On reading the results of the paper, I was not surprised that those who valued information kept better records and used EHR systems to a greater degree. I wonder how useful this information is for understanding clinical care issues such as diagnostic errors and results management. Does uncertainty absorption coupled with low EHR use point to a lower level of vigilance and lower quality care?

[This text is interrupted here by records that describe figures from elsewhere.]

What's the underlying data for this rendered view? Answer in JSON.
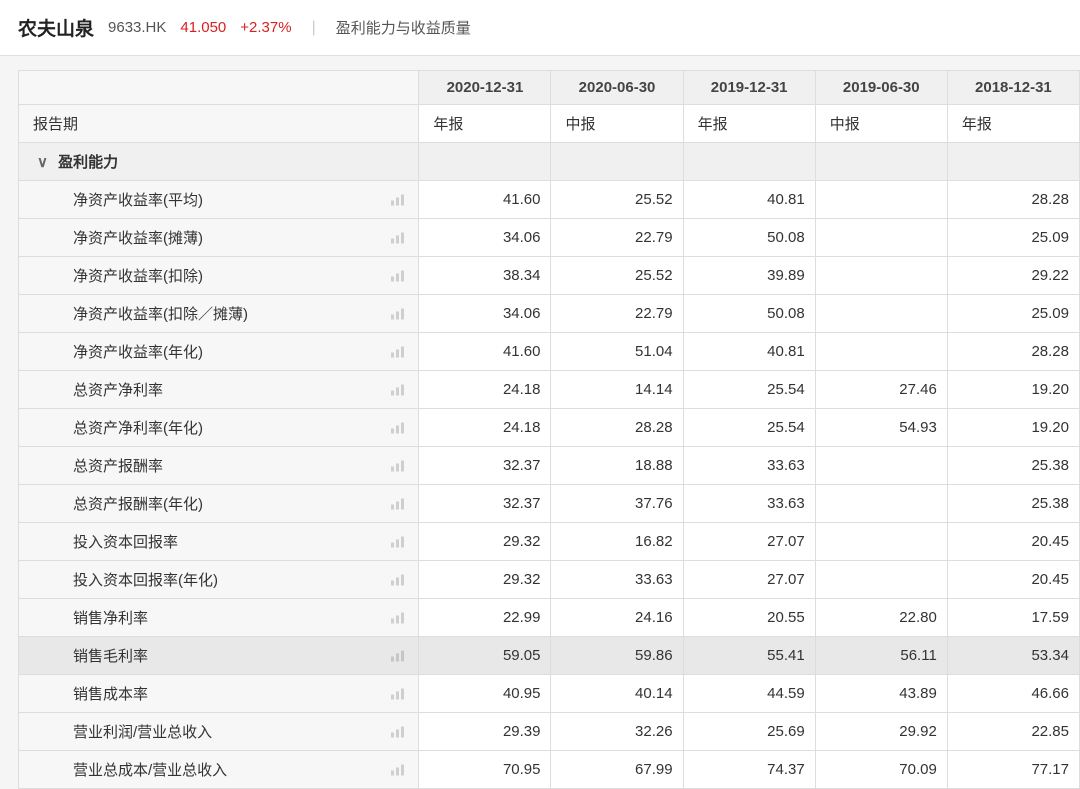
{
  "header": {
    "company_name": "农夫山泉",
    "ticker": "9633.HK",
    "price": "41.050",
    "change": "+2.37%",
    "page_title": "盈利能力与收益质量"
  },
  "table": {
    "date_headers": [
      "2020-12-31",
      "2020-06-30",
      "2019-12-31",
      "2019-06-30",
      "2018-12-31"
    ],
    "report_period_label": "报告期",
    "report_types": [
      "年报",
      "中报",
      "年报",
      "中报",
      "年报"
    ],
    "section_title": "盈利能力",
    "rows": [
      {
        "label": "净资产收益率(平均)",
        "values": [
          "41.60",
          "25.52",
          "40.81",
          "",
          "28.28"
        ]
      },
      {
        "label": "净资产收益率(摊薄)",
        "values": [
          "34.06",
          "22.79",
          "50.08",
          "",
          "25.09"
        ]
      },
      {
        "label": "净资产收益率(扣除)",
        "values": [
          "38.34",
          "25.52",
          "39.89",
          "",
          "29.22"
        ]
      },
      {
        "label": "净资产收益率(扣除／摊薄)",
        "values": [
          "34.06",
          "22.79",
          "50.08",
          "",
          "25.09"
        ]
      },
      {
        "label": "净资产收益率(年化)",
        "values": [
          "41.60",
          "51.04",
          "40.81",
          "",
          "28.28"
        ]
      },
      {
        "label": "总资产净利率",
        "values": [
          "24.18",
          "14.14",
          "25.54",
          "27.46",
          "19.20"
        ]
      },
      {
        "label": "总资产净利率(年化)",
        "values": [
          "24.18",
          "28.28",
          "25.54",
          "54.93",
          "19.20"
        ]
      },
      {
        "label": "总资产报酬率",
        "values": [
          "32.37",
          "18.88",
          "33.63",
          "",
          "25.38"
        ]
      },
      {
        "label": "总资产报酬率(年化)",
        "values": [
          "32.37",
          "37.76",
          "33.63",
          "",
          "25.38"
        ]
      },
      {
        "label": "投入资本回报率",
        "values": [
          "29.32",
          "16.82",
          "27.07",
          "",
          "20.45"
        ]
      },
      {
        "label": "投入资本回报率(年化)",
        "values": [
          "29.32",
          "33.63",
          "27.07",
          "",
          "20.45"
        ]
      },
      {
        "label": "销售净利率",
        "values": [
          "22.99",
          "24.16",
          "20.55",
          "22.80",
          "17.59"
        ]
      },
      {
        "label": "销售毛利率",
        "values": [
          "59.05",
          "59.86",
          "55.41",
          "56.11",
          "53.34"
        ],
        "highlight": true
      },
      {
        "label": "销售成本率",
        "values": [
          "40.95",
          "40.14",
          "44.59",
          "43.89",
          "46.66"
        ]
      },
      {
        "label": "营业利润/营业总收入",
        "values": [
          "29.39",
          "32.26",
          "25.69",
          "29.92",
          "22.85"
        ]
      },
      {
        "label": "营业总成本/营业总收入",
        "values": [
          "70.95",
          "67.99",
          "74.37",
          "70.09",
          "77.17"
        ]
      }
    ]
  },
  "colors": {
    "red": "#d92020",
    "border": "#dddddd",
    "header_bg": "#f0f0f0",
    "label_bg": "#f7f7f7"
  }
}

These findings may also offer clues to clinical software designers. The three uncertainty categories might well point to a way of stratifying potential users by their desire for software with advanced features and niche functions. For example, access to clinical knowledge resources or the ability to customize results management features might appeal to one group while others might be less interested. From a design standpoint, this would mean making features modular. For example, making it possible to sell an add-on to one member of a practice group without all members having to license it. Mobile clinical apps would seem to be the ideal platform for testing this notion.
These two papers give valuable insight into how physicians use EHR systems. Even better, they may have inadvertently provided clues that may help in understanding clinical practice patterns and how those patterns may be uncovered by analyzing data available in any EHR system.
- Ancker JS, Kern LM, Edwards A, Nosal S, Stein DM, Hauser D, Kaushal R; HITEC Investigators. How is the electronic health record being used? Use of EHR data to assess physician-level variability in technology use. J Am Med Inform Assoc. 2014 Nov-Dec;21(6):1001-8.
- Lanham HJ, Sittig DF, Leykum LK, Parchman ML, Pugh JA, McDaniel RR. Understanding differences in electronic health record (EHR) use: linking individual physicians’ perceptions of uncertainty and EHR use patterns in ambulatory care. J Am Med Inform Assoc. 2014 Jan-Feb;21(1):73-81.